Setidak-tidaknya unjuk kekuatan untuk memaksakan tuntutannya, a.l.
menggeser Wiranto dari kedukannya. Berikutnya melalui sobat-sobatnya dari
PBB, Prabowo membantah dan marah  dituduh makar. Mereka serta merta
mencabut dukungannya atas pencalonan Habibie untuk presiden mendatang.
Wiranto kemudian menyatakan akan  memanggil Prabowo (Akan dimintai
pertanggungan jawabnya?, Atau pernyataan itu hanya untuk konsumsi pers
saja). Wiranto tambah menyatakan bahwa Prabowo tidak kebal hukum.
Sobat-sobat Prabowo itu balik menuduh bahwa Habibie telah memfitnah mantan
jendral Prabowo.

Dalam pada itu Wiranto sudah mengeluarkan perintah baru: Tembak ditempat
terhadap setiap perusuh. Suatu cara yang amat kontroversial.Dan juga tidak
luput dari kemungkinan penyalahgunaan oleh aparat. Cukup ramai persilatan
dan jurus-jurus yang diturunkan ke medan laga. Apa ini,  kalau bukan suatu
pertunjukan yang mengungkap perseteruan yang gawat di kalangan pro
'Statusquo'. Harus dicatat bahwa dalam jurus menjurus ini sebegitu jauh
Habibie yang ambil inisiatif.
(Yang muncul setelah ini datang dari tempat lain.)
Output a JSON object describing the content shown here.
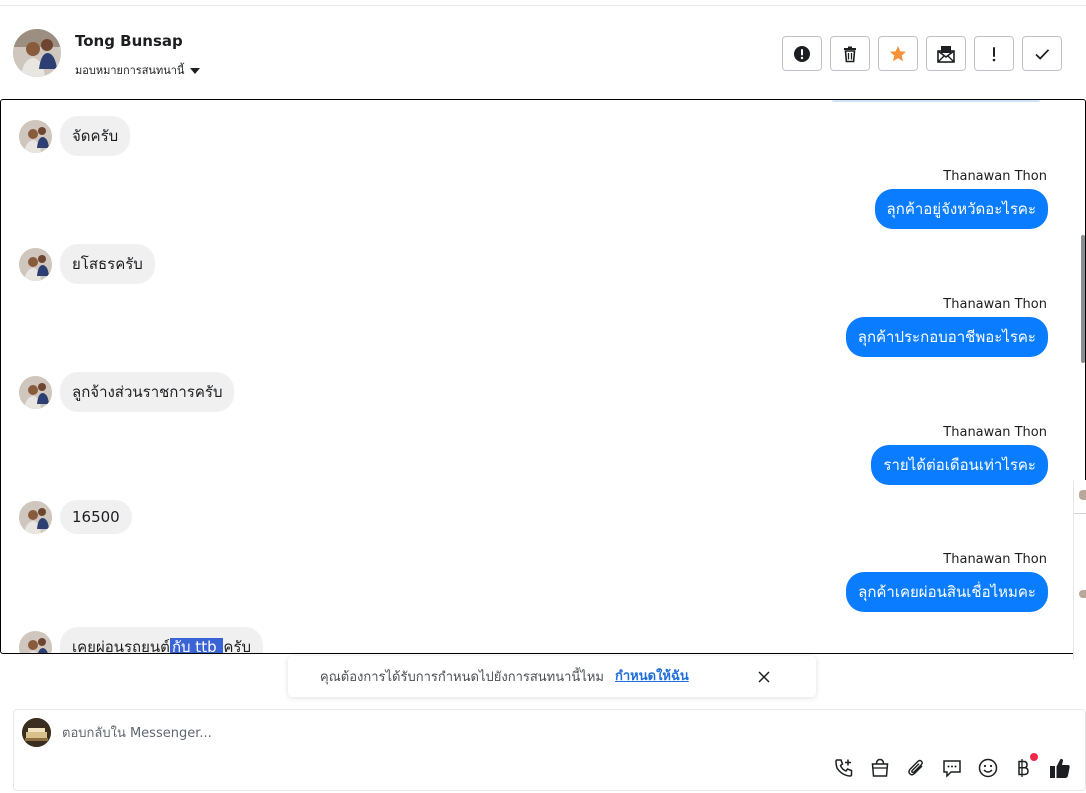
{
  "header": {
    "contact_name": "Tong Bunsap",
    "assign_label": "มอบหมายการสนทนานี้",
    "actions": [
      {
        "icon": "alert-circle-icon",
        "name": "mark-spam-button"
      },
      {
        "icon": "trash-icon",
        "name": "delete-button"
      },
      {
        "icon": "star-icon",
        "name": "star-button"
      },
      {
        "icon": "mark-unread-icon",
        "name": "mark-unread-button"
      },
      {
        "icon": "exclamation-icon",
        "name": "follow-up-button"
      },
      {
        "icon": "checkmark-icon",
        "name": "done-button"
      }
    ],
    "star_color": "#f7923b"
  },
  "messages": [
    {
      "direction": "in",
      "text": "จัดครับ"
    },
    {
      "direction": "out",
      "sender": "Thanawan Thon",
      "text": "ลุกค้าอยู่จังหวัดอะไรคะ"
    },
    {
      "direction": "in",
      "text": "ยโสธรครับ"
    },
    {
      "direction": "out",
      "sender": "Thanawan Thon",
      "text": "ลุกค้าประกอบอาชีพอะไรคะ"
    },
    {
      "direction": "in",
      "text": "ลูกจ้างส่วนราชการครับ"
    },
    {
      "direction": "out",
      "sender": "Thanawan Thon",
      "text": "รายได้ต่อเดือนเท่าไรคะ"
    },
    {
      "direction": "in",
      "text": "16500"
    },
    {
      "direction": "out",
      "sender": "Thanawan Thon",
      "text": "ลุกค้าเคยผ่อนสินเชื่อไหมคะ"
    },
    {
      "direction": "in",
      "text_before": "เคยผ่อนรถยนต์",
      "text_highlight": "กับ ttb ",
      "text_after": "ครับ"
    }
  ],
  "toast": {
    "text": "คุณต้องการได้รับการกำหนดไปยังการสนทนานี้ไหม",
    "link": "กำหนดให้ฉัน"
  },
  "composer": {
    "placeholder": "ตอบกลับใน Messenger...",
    "tools": [
      "phone-plus-icon",
      "shopping-bag-icon",
      "paperclip-icon",
      "saved-reply-icon",
      "emoji-icon",
      "baht-icon",
      "thumbs-up-icon"
    ]
  },
  "colors": {
    "outgoing_bubble": "#0a7cff",
    "incoming_bubble": "#f0f0f0",
    "link": "#216fdb",
    "notification_dot": "#f0284a"
  }
}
Jadi, Habibie  'ofensif'. Tapi lawannya juga
bukan tidak bisa ofensif. Lihat perkembangan berikut ini:.

3.) Pembicaraan tilpun yang dibocorkan.
Beberapa hari yang lalu sebuah penerbitan di Jakarta  membocorkan
pembicaraan tilpun antara presiden Habibie dengan Jaksa Agung Ghalib. Kaset
yang merekam pembicaraan itu sudah beredar di masyarakat. Dalam pembicaraan
tilpun itu Habibie mendesak Ghalib untuk mempercepat pengurusan perkara
Sofyan Wanandi dan usahawan Arifin Panigoro yang dituduh
korupsi/manipulasi. Sebaliknya, terhadap Suharto, Habibie memberikan hint
supaya ....yah, tahulah bagaimana seharusnya. Serta merta Ghalib membantah
bahwa ada pembicaraan serupa itu.  Itu bukan suara dia, katanya. Habibie
tidak membantah, juga tidak mengiakan.Tapi Habibie menuduh bahwa pelaku
pembocoran itu telah melakukan suatu "intelectual crime".
Da ri rekaman yang bocor itu  tampak bahwa i pembicaraan Habibie-Ghalib
itu, bukanlah suatu tukar fikiran biasa antara presiden dan bawahannya,
tetapi adalah sautu campur tangan langsung eksekutif pada yudikatif.  Ini
adalah praktek biasa yang dilakukan di zaman Orbanya Suharto. Sudah ada
suara yang menyatakan apa yang dilakukan Habibie itu adalah suatu 'makar'
dan seharusnya bisa 'di impeached' seperti "impeachment" terhadappresiden
AS, Nixon, beberapa tahun y.l. dan presiden Clinton baru-baru ini. Habibie
"makar", ini memang suatu tuduhan baru.

Kalangan yang pro-Habibie sejak permulaan mempersoalkan siapa yang
membocorkannya, dan menuntut agar pelakunya dilacak dan ditindak. ( Catatan
sambil lalu: Sayang, sehubungan dengan ini, Adnan Buyung Nasution, yang
dikenal sebagai golongan pro-reformasi, juga ikut mempersoalkan masalah
pembocoran itu pertama-tama dari segi ini juga.) Kalangan lawan Habibie,
memerpsoalkan pembicaraan itu dari segi isinya, bukan segi proseduril.
Tercetus lagi suara bahwa yang hanya mungkin menyadapnya adalah yang punya
wewenang di bidang keamanan, artinya Wiranto. Tapi ini segera dibantah
Wiranto. Ceritera mengenai ini masih akan berlangsung terus.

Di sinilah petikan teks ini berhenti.